By the end of November, China’s notorious smog was back in a big way
Central government officials disputed vehemently that the change was a response to the trade war. They argued that enterprises which invested heavily in meeting environmental standards were forced to halt production along with more polluting facilities. The change was a reasonable correction to heavy-handed government rules.
But the results cannot lie. By the end of November, China’s notorious smog was back in a big way, with pollution levels 10% higher than the previous year (they were supposed to go down by at least 3%). Satellite images and other public information suggest that shelved coal power projects have been allowed to restart.
Environmental policymaking in China happens in a complex economic and political context in which multiple imperatives must be juggled. Maintaining a reasonable level of economic growth is important, but in recent years, the top leadership has shown itself willing to accept slightly lower growth in exchange for higher quality growth. The economic restructuring in the past few years that cut capacity in heavy industry is a reflection of that new commitment to sustainability. But there might be a limit to that ambition; it is unclear if the shock of the trade war has already changed the calculation to favour unchecked growth.
But there is another policy imperative that’s often underappreciated: the need to reform the government to reduce red tape and arbitrary regulation. In September, China’s former finance minister Lou Jiwei made a veiled criticism of the heavy-handed disruption of business activities in the war against pollution when he spoke publicly about the importance of “environmental protection to respect contractual spirit”. It is not the first time that the two imperatives clashes in the environmental field. In 2016, the reform of China’s environmental impact assessment (EIA) process removed the requirement to have one before a project’s feasibility study was approved. Supporters hailed the move to allow the two approvals to be done in parallel as an effective means of reducing rent-seeking (the prerequisite for an EIA could be used by environmental officials as leverage to extort applicants) while environmentalists lamented it as a weakening of the environmental agency’s already marginal power.
No matter which imperatives Chinese leaders are responding to today, by the end of 2018, it was clear that environmental gains from the past few years were being reversed. The country’s carbon emissions are set to increase by as much as 4.7% year-on-year. Environmental journalist Li Jing lamented on Twitter: “Last winter turned out to be an outlier”.
So, have events in 2018 shaken the foundation of China’s environmental reform agenda?

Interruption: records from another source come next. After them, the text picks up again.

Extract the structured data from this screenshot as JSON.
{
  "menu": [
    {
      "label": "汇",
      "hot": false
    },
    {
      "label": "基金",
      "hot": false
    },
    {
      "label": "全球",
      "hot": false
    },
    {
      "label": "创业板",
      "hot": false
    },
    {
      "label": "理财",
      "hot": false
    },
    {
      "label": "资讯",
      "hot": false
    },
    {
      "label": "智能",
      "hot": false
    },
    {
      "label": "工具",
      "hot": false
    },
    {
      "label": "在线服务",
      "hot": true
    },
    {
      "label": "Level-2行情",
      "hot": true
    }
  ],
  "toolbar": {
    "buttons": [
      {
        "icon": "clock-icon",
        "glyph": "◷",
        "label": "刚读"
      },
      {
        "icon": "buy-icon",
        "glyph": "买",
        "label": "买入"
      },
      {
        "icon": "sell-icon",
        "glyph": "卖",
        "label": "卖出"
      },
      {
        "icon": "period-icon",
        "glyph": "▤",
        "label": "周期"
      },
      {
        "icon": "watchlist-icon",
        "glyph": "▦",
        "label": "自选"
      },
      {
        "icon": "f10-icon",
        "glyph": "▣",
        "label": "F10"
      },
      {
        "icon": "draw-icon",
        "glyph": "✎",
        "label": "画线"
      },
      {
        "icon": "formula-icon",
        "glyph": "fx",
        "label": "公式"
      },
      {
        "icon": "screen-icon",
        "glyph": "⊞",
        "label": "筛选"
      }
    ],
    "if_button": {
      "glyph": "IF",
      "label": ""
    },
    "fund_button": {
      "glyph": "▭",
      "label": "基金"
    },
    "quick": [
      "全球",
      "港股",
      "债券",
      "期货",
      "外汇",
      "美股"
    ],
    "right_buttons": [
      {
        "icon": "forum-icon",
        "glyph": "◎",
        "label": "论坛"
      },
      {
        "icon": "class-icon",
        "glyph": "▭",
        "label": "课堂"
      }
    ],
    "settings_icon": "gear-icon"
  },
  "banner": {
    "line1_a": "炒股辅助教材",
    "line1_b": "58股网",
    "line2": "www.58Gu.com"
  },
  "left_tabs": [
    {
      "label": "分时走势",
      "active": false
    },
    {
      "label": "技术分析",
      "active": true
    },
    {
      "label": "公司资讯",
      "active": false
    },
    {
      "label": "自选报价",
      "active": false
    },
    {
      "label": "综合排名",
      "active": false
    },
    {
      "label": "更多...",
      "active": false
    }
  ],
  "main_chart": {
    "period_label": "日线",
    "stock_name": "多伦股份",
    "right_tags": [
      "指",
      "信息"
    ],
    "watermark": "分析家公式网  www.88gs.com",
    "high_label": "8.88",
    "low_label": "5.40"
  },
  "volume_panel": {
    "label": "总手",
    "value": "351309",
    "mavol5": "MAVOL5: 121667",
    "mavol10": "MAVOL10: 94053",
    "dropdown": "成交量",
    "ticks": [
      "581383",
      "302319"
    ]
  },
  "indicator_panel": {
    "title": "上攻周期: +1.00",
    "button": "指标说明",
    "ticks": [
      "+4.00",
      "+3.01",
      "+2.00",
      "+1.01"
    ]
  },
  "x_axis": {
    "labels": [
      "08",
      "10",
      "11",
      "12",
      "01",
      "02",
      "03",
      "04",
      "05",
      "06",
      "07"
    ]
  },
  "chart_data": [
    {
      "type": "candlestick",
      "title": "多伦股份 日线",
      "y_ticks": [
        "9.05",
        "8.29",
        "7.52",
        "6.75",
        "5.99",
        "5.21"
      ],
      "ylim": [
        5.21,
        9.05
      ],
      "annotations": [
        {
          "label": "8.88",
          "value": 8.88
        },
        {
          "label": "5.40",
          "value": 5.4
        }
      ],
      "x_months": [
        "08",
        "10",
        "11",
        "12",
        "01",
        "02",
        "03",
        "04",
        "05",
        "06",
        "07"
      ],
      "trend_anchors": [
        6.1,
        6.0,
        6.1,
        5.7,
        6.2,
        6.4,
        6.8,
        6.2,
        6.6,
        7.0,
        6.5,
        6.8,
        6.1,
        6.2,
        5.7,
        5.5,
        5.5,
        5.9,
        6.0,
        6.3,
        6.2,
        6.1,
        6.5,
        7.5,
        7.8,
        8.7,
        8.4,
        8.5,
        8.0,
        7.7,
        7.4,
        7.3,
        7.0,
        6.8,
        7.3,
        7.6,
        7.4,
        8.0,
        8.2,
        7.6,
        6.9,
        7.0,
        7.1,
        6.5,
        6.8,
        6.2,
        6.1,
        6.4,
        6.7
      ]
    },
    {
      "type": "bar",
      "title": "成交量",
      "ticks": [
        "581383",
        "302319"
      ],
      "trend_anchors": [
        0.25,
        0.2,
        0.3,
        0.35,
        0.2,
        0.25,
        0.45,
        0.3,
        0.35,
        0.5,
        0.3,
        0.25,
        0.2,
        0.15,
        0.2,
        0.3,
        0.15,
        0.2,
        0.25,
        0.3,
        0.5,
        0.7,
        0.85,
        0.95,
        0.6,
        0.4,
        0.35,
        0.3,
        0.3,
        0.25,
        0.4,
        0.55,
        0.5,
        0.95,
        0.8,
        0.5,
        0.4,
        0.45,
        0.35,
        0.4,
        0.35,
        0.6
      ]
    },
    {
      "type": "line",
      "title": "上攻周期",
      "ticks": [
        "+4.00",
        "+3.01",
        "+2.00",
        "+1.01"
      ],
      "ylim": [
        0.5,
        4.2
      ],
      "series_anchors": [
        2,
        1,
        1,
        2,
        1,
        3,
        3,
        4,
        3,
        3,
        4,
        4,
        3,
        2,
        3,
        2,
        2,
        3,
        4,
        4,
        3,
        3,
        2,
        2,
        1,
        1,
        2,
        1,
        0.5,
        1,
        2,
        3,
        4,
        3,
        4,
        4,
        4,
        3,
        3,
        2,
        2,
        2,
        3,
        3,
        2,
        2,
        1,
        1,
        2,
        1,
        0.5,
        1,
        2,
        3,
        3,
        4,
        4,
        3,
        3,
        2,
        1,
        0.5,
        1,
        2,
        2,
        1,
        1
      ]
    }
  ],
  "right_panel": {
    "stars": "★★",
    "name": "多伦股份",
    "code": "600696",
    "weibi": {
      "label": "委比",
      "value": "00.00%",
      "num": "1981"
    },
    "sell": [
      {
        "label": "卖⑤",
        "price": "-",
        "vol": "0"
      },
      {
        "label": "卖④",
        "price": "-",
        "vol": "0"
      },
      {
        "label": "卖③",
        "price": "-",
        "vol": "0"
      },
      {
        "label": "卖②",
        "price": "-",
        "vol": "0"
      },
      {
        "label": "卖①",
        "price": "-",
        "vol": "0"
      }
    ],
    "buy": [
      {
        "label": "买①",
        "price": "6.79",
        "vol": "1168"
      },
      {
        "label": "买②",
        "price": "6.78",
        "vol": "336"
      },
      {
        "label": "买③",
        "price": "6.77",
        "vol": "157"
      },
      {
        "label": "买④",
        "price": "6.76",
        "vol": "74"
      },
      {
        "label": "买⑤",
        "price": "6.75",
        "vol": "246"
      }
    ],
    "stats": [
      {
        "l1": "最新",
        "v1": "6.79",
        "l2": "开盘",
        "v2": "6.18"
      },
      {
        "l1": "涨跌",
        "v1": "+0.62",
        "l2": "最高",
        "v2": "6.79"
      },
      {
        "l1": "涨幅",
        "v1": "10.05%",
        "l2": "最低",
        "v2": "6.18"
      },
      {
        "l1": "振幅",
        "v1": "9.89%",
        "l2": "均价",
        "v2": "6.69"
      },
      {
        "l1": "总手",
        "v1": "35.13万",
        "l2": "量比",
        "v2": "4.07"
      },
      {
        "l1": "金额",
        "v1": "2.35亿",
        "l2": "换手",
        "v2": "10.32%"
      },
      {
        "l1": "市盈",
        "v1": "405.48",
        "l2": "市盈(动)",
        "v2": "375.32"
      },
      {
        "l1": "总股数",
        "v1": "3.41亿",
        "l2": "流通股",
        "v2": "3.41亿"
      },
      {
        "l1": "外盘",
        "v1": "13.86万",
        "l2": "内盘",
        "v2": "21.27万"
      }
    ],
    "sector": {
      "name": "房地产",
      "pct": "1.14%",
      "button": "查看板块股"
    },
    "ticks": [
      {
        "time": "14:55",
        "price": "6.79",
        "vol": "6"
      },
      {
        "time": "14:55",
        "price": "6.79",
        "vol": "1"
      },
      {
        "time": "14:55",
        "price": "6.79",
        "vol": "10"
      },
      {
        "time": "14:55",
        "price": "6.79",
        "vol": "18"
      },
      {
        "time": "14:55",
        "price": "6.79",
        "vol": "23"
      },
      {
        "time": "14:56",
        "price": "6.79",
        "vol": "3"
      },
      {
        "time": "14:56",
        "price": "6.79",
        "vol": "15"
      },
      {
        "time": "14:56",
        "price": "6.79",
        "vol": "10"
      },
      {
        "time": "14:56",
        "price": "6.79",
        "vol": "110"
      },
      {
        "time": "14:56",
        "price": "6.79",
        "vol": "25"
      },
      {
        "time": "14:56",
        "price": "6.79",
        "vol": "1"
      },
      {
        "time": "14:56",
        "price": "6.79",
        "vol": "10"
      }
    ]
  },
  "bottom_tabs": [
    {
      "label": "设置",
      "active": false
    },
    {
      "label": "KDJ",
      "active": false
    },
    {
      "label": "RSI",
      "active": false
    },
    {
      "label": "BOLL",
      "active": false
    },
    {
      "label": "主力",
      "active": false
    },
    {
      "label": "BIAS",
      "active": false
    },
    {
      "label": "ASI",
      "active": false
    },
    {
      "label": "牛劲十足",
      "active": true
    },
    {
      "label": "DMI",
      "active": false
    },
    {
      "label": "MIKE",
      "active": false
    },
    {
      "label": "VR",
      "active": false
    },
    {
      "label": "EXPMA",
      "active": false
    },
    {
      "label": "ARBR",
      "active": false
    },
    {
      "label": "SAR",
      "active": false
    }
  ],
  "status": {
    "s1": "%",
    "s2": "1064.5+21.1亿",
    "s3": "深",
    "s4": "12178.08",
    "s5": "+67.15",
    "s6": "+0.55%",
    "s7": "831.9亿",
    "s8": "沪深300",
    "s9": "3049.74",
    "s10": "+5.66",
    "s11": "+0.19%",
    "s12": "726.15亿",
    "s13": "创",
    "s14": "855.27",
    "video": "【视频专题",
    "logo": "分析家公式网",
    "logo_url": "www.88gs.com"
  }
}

China and the US agreed a truce on their trade war at the recent G20 summit so there is hope that pressure to weaken pollution controls will ease. China was constructive at this month’s climate talks in Poland, and its new sweeping soil pollution control law also suggests it is still committed to moving toward greater ecological responsibility. This commitment will be tested again in 2019, but at the very least, 2018 shows that the once inconsequential environmental policy has become so engrained in China’s economic performance that tightening or loosening it would affect the country’s economic bottom line. The environmental reform has moved green polices to the centre of Chinese politics. There is now a great opportunity to have a robust and open debate about how China should align ambitious environmental targets with other pressing economic and social imperatives.